Zulip Chat Archive
Stream: lean4
Topic: Zeta-reducing have expressions
Aymeric Fromherz (Oct 16 2025 at 15:12):
Hi, as part of a tactic, I'm trying to normalize let-bindings by calling Lean.Meta.zetaReduce. However, this function does not seem to work with have expressions. In the following code, when the letToHave rewriting is enabled, applying tactic foodoes not modify the goal.
This seems surprising since have expressions appear to be reduced using zeta in simp. Is there an option to enable this, or a different helper to call to reduce both lets and haves? Thanks!
import Lean
open Lean Elab Term Meta Tactic
elab "foo" : tactic => withMainContext do
let goal ← getMainTarget
let reducedGoal ← zetaReduce goal
Lean.logInfo m!"before reduction {goal}"
Lean.logInfo m!"after reduction {reducedGoal}"
-- set_option cleanup.letToHave false
def f (n: Nat): Nat :=
let m := n+1
m-1
example: f 0 = 0 := by
unfold f
foo
sorry
Chris Bailey (Oct 17 2025 at 20:53):
The meta expressions for reduction generally do not traverse into subterms, while simp does. You can do something like this.
I had to use whnfCore, I'm actually not sure why zetaReduce does not seem to succeed in that context.
Robin Arnez (Oct 17 2025 at 21:48):
You can modify the existing function slightly to make your use case work:
def zetaHaveReduce (e : Expr) : MetaM Expr := do
let pre (e : Expr) : MetaM TransformStep := do
let .fvar fvarId := e | return .continue
let some localDecl := (← getLCtx).find? fvarId | return .done e
let some value := localDecl.value? (allowNondep := true) | return .done e
return .visit (← instantiateMVars value)
transform e (pre := pre) (usedLetOnly := true)
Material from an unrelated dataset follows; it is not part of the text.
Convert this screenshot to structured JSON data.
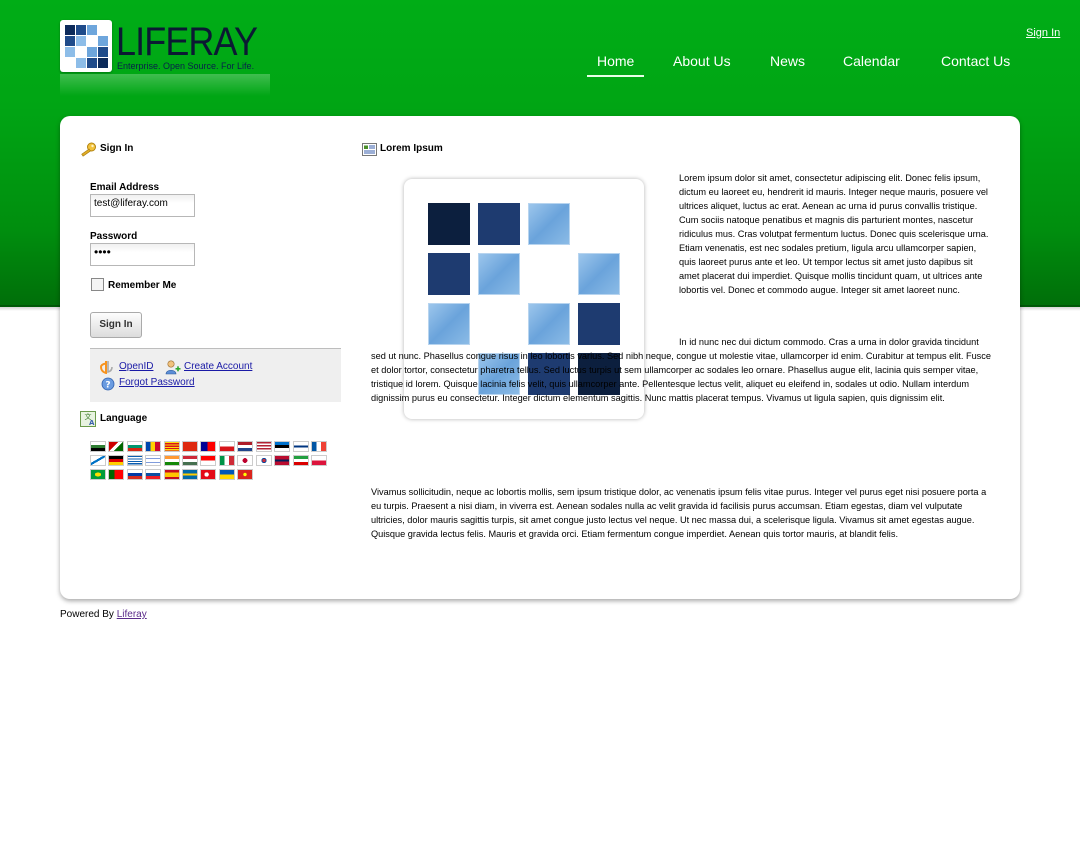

(note the additional allowNondep in comparison to the original source)
Robin Arnez (Oct 17 2025 at 21:49):
There's probably some argument to be made though that this should be the default behavior.
Aymeric Fromherz (Oct 20 2025 at 10:05):
Thanks! This does fix my issue. I opened an issue on Github with your suggested fix, in case this should indeed be the default behavior
Last updated: Dec 20 2025 at 21:32 UTC